Alcohol exclusion laws permit insurance companies to deny claims associated with the consumption of alcohol. They were passed in the 1940s in the United States to discourage people from drinking alcoholic beverages and to save insurance companies money from alcohol-related claims. It was believed that people would be less likely to drive while impaired or intoxicated if insurance companies could deny medical payments or other claims associated with any injuries associated with the consumption of alcoholic beverages. Thirty-six states currently allow alcohol exclusions in health care insurance policies via either explicit exclusions or implicit exclusions determines by legal precedence. A growing number of states are overturning their alcohol exclusion laws, currently Fourteen States plus the District of Columbia prohibit insurance companies from including exclusions for alcohol intoxication.
There is to date no scientific evidence that alcohol exclusion laws discourage drunk driving. In fact, some argue that these laws discourage physicians and hospitals from testing accident victims for possible alcohol in their blood (BAC). That’s because insurance companies can refuse to pay doctors and hospitals for treating patients found to have alcohol in their bodies. In short, screening for alcohol could lead to the loss of payments from insurance companies. Because of this, there is concern that alcohol exclusion laws help drunken drivers avoid detection and increase the likelihood that they will repeat their crime in the future . Nine states now prohibit alcohol exclusions and several more are currently considering such action.

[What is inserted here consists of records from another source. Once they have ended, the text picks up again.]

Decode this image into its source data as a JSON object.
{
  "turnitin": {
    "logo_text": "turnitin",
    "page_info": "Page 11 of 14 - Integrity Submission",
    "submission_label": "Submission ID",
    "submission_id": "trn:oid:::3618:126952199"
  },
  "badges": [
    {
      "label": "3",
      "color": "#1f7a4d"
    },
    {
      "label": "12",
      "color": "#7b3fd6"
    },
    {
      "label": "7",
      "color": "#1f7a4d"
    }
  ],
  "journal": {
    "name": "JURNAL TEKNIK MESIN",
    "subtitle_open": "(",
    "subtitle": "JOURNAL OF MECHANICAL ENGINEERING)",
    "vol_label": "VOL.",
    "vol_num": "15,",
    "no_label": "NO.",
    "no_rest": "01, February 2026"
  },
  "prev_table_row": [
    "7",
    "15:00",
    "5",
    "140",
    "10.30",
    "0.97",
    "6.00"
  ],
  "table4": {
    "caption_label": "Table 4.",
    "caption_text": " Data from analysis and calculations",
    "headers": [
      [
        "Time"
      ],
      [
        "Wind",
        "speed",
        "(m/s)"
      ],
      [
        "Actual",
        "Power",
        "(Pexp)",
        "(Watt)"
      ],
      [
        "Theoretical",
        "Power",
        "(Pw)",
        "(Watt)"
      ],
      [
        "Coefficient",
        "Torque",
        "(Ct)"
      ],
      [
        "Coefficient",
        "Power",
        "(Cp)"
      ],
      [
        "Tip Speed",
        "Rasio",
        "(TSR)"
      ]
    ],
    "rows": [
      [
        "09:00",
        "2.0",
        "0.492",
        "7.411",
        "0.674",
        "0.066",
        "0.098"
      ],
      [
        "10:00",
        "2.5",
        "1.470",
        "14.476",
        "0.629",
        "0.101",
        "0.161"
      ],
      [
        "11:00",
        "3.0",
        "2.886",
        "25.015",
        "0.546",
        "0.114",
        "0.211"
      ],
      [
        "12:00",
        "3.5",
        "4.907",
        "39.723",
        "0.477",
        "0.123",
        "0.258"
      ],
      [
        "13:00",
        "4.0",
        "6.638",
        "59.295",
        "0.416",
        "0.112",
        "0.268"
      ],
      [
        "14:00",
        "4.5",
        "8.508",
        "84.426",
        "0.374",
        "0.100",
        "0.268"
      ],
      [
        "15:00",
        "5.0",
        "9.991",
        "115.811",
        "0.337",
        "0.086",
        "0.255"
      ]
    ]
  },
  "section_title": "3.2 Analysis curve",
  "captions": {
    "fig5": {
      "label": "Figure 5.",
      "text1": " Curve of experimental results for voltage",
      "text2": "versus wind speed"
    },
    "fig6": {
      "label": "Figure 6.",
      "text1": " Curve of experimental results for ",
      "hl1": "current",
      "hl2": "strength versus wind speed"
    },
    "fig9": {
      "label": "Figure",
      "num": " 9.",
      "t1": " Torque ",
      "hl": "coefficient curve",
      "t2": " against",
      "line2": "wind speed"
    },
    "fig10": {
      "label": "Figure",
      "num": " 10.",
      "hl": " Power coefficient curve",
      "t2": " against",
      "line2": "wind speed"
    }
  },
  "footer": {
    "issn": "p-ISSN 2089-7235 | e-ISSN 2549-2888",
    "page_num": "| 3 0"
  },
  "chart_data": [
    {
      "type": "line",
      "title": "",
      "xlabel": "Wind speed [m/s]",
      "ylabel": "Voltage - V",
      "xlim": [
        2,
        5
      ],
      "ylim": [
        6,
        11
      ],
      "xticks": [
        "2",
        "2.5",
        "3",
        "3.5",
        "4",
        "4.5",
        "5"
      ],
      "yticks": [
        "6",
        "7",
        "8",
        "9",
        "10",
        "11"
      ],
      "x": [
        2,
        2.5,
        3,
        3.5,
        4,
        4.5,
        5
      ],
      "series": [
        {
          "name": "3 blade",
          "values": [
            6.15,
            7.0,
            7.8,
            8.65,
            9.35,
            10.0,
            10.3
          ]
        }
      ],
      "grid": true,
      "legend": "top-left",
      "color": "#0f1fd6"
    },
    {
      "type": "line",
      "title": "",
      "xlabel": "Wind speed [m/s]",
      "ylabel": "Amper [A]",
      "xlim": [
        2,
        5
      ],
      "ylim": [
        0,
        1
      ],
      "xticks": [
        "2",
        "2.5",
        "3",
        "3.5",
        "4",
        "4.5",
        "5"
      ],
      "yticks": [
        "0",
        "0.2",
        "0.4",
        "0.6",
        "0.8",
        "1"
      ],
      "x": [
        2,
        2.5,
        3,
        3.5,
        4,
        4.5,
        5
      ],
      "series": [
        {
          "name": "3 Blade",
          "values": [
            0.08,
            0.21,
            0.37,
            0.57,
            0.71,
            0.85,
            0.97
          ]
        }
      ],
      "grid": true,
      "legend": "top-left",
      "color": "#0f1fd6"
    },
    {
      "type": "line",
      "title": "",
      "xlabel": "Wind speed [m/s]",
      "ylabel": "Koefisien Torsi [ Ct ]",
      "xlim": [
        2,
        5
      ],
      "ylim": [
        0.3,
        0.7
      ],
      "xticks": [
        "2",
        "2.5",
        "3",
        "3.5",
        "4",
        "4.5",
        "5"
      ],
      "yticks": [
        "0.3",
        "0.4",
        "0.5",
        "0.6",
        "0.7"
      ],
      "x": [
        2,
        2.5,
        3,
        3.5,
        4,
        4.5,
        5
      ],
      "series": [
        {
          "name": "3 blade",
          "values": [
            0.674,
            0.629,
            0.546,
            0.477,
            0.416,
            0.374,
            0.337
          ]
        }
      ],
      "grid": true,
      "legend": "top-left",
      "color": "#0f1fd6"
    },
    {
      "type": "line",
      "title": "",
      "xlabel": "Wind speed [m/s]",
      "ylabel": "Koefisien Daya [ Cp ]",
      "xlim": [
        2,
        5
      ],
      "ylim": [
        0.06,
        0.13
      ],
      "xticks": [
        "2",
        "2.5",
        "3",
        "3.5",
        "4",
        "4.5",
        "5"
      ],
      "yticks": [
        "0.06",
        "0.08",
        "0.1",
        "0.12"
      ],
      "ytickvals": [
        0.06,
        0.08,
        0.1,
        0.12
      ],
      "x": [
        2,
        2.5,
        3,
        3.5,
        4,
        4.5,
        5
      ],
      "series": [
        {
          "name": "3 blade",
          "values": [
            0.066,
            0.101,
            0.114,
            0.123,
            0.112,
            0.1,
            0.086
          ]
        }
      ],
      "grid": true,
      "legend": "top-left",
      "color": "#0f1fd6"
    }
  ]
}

The insurance industry supports alcohol exclusion laws. On the other hand, the professional organization which regulates that industry, the National Association of Insurance Commissioners, has voted unanimously to recommend the repeal of alcohol exclusionary laws. Other groups supporting their repeal include the National Conference of Insurance Legislators, the American Bar Association, the American College of Emergency Physicians, Mothers Against Drunk Driving, the National Commission Against Drunk Driving, and the American Medical Association.